Наоми и теперь, спустя восемь лет, продолжает собирать колыбельные, но слушает их сама, в основном когда едет в машине. Я представляю себе слезы, которые вызывают у нее эти старые песни в плотном потоке движения в час пик. В последний раз Наоми пела мне так давно, что я и не припомню, когда это было. Много воды утекло с тех пор, как я слушал песенки-загадки, цыганские романсы и русские песни, не говоря уже о песнях партизан, гимне французского Иностранного легиона, руладах «ай-ли-ру» или «ай- люли-люли», успокаивающих рыбу в море, или «баюшки-баю», навевающих сон птичкам на ветвях.

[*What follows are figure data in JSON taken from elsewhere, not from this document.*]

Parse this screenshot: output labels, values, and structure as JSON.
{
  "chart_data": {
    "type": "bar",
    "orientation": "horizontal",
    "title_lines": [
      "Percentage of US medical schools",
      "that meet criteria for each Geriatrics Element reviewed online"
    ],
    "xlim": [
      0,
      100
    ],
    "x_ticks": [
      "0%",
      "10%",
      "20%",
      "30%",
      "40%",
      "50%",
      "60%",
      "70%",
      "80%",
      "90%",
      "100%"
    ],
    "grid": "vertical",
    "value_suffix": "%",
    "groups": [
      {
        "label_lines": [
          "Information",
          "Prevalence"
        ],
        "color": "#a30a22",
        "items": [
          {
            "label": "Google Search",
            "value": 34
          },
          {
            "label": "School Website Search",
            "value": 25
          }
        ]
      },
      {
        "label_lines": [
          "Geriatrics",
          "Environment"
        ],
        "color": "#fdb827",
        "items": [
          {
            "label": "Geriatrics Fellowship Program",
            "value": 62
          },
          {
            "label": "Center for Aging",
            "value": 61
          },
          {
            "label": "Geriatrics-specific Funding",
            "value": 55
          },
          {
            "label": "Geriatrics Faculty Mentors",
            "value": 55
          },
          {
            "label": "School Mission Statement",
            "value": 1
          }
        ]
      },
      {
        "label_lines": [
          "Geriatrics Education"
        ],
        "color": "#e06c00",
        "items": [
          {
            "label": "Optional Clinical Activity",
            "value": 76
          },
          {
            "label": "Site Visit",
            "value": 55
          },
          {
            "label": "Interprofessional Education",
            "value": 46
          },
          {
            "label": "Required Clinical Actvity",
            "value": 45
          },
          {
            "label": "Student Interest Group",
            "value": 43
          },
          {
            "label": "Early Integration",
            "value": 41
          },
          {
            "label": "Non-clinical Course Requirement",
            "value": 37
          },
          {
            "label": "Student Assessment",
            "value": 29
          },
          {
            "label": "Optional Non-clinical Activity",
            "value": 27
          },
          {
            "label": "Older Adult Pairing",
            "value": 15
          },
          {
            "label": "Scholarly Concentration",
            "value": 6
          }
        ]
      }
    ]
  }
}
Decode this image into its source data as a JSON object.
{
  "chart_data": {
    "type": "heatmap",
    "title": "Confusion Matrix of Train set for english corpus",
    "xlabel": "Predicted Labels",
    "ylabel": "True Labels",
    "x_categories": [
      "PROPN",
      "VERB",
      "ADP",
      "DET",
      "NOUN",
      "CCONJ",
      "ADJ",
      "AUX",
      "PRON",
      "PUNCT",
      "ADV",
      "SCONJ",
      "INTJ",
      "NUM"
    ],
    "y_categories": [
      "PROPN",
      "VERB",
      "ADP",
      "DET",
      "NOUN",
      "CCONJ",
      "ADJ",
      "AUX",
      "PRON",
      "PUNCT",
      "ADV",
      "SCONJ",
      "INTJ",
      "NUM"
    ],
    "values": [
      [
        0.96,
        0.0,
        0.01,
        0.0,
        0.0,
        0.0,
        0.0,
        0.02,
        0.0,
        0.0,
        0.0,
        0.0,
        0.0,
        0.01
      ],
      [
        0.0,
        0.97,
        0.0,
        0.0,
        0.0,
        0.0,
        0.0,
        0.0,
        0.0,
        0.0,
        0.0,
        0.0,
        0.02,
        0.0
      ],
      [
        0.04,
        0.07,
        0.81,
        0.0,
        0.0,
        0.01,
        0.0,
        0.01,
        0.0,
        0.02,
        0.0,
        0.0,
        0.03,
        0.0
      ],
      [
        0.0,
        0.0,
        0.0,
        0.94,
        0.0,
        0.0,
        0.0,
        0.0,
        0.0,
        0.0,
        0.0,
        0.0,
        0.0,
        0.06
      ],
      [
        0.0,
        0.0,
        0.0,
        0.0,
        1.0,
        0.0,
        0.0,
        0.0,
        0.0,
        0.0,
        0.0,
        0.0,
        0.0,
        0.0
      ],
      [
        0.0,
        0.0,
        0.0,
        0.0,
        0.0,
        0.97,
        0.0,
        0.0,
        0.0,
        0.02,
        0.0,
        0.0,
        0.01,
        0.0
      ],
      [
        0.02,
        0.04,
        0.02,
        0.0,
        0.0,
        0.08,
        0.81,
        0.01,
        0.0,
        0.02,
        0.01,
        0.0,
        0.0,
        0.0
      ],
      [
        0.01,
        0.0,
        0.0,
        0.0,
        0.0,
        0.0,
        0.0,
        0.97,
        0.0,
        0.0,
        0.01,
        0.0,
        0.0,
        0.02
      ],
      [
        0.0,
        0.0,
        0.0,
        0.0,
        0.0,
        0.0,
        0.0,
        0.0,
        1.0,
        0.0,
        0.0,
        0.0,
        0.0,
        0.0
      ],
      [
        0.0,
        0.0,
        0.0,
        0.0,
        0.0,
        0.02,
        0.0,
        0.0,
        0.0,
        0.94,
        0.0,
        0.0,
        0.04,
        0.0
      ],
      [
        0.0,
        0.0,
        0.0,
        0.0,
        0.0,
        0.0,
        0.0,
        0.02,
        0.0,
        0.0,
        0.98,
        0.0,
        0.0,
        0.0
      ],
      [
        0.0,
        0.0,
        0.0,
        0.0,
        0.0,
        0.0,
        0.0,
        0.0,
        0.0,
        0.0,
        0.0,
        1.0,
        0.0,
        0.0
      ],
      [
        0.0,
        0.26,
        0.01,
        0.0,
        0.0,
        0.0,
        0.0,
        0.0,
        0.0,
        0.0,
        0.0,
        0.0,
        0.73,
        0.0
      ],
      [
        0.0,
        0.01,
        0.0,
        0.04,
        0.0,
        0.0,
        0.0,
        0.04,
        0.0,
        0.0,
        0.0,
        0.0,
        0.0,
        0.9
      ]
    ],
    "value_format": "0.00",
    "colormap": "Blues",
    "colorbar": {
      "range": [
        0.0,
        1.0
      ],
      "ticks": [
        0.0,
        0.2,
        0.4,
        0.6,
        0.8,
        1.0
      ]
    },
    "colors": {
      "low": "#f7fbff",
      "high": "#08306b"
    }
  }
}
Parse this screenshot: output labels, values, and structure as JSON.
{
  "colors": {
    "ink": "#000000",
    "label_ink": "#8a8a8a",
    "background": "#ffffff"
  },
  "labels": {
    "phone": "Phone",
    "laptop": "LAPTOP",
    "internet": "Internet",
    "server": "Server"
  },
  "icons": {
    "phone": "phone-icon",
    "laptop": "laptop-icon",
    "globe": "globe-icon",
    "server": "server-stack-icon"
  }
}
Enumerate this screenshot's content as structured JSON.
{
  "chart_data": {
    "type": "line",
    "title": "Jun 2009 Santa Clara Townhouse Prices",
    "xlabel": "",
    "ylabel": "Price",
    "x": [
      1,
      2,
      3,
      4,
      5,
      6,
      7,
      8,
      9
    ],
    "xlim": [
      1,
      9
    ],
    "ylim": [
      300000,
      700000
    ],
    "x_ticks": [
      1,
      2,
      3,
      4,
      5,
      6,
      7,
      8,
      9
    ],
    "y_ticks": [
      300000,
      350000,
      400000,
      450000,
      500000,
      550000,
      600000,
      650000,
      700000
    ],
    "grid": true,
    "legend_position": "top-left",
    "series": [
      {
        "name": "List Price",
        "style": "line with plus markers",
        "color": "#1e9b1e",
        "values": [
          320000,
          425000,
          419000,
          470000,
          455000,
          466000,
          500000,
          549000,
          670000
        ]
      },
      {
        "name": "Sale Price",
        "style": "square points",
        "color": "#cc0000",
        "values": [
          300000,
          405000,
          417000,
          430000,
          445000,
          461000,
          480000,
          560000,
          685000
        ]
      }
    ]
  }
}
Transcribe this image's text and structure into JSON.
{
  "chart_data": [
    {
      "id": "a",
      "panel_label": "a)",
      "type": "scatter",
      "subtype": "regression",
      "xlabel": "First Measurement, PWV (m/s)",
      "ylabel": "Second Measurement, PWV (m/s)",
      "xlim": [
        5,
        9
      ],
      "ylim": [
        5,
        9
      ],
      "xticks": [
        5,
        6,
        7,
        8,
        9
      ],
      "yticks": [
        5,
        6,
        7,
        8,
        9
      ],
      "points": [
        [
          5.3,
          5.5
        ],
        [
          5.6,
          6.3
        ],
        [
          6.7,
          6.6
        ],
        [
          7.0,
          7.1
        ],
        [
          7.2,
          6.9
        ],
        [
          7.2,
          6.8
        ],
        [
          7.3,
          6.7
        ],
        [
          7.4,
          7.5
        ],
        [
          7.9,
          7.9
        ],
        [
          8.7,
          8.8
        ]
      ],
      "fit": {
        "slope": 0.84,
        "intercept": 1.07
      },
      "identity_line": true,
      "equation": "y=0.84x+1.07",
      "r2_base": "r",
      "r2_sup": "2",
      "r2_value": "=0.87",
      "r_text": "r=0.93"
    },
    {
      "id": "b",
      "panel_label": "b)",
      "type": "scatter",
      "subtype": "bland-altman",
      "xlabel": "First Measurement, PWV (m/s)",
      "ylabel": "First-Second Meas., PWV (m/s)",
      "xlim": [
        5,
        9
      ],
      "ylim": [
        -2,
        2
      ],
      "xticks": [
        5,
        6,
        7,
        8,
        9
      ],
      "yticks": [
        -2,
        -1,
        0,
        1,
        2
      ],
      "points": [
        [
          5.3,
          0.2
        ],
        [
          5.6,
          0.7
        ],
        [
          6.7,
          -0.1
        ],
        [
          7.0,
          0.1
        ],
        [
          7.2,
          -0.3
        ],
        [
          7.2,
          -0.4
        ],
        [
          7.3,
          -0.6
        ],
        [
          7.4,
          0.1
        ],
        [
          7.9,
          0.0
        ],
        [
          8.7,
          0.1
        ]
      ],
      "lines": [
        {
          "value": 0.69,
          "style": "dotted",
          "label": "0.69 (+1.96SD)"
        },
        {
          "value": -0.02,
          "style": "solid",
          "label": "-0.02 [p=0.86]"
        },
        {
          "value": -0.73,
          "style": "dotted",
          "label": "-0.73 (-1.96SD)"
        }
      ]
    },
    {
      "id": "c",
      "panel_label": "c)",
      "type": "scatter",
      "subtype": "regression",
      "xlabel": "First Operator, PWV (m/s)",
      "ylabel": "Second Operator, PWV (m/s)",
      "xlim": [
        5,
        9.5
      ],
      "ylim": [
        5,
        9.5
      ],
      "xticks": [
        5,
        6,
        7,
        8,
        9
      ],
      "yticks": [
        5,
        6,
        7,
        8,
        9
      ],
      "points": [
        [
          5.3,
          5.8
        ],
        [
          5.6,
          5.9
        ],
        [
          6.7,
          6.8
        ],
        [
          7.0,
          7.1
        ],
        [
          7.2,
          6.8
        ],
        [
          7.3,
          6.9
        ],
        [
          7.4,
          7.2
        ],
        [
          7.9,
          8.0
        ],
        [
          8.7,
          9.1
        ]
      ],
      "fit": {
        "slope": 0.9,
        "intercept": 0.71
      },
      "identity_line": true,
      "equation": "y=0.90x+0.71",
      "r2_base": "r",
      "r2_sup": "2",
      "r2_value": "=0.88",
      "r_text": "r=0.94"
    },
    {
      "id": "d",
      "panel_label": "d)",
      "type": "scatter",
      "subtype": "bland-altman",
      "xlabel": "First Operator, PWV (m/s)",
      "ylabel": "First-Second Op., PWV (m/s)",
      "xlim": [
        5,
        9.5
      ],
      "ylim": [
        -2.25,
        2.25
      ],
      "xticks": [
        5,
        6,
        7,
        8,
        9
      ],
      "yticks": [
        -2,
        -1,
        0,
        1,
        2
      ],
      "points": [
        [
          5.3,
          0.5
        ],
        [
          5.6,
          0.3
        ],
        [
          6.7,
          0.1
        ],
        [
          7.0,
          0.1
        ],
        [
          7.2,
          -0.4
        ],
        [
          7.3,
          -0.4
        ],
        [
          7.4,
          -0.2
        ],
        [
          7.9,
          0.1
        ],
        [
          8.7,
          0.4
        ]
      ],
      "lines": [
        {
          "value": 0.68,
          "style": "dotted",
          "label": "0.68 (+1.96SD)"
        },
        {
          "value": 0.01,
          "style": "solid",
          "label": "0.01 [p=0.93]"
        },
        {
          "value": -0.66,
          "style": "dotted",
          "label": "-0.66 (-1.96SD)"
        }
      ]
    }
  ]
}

Не звучит больше страсть в ее чувствах.
С годами неожиданные высказывания Наоми, срывавшиеся, как мне казалось, ни к селу ни к городу, продолжали ставить меня в тупик, как грибной дождь при ярком солнце. Когда мы ходили в магазин за продуктами, я пожинал плоды женитьбы на редакторе научной литературы. Выбирая салат, я, например, мог узнать такой любопытный факт, что Шопена хоронили под музыку написанного им самим «Похоронного марша». Подсчитывая, какие нам придется платить налоги, я выяснял, что «Бее-бее, черненькая козочка» и «Мерцай, мерцай, маленькая звездочка» поются на один и тот же мотив. Много интересных сведений я почерпнул от Наоми, когда брился или просматривал газеты:
– После Первой мировой войны один немецкий физик решил добывать из морской воды золото, чтобы помочь Германии выплатить долги, которые она сделала во время войны. Он уже научился добывать водород из воздуха, чтобы делать взрывчатку. Кстати, если уж речь зашла о войне, ты знаешь, что Амелия Эрхарт[123] в 1918 году была медсестрой в торонтской больнице, где лечили раненых солдат? И к вопросу о медсестрах: когда Эчер приехал в Торонто прочитать лекцию, ему пришлось сделать срочную операцию.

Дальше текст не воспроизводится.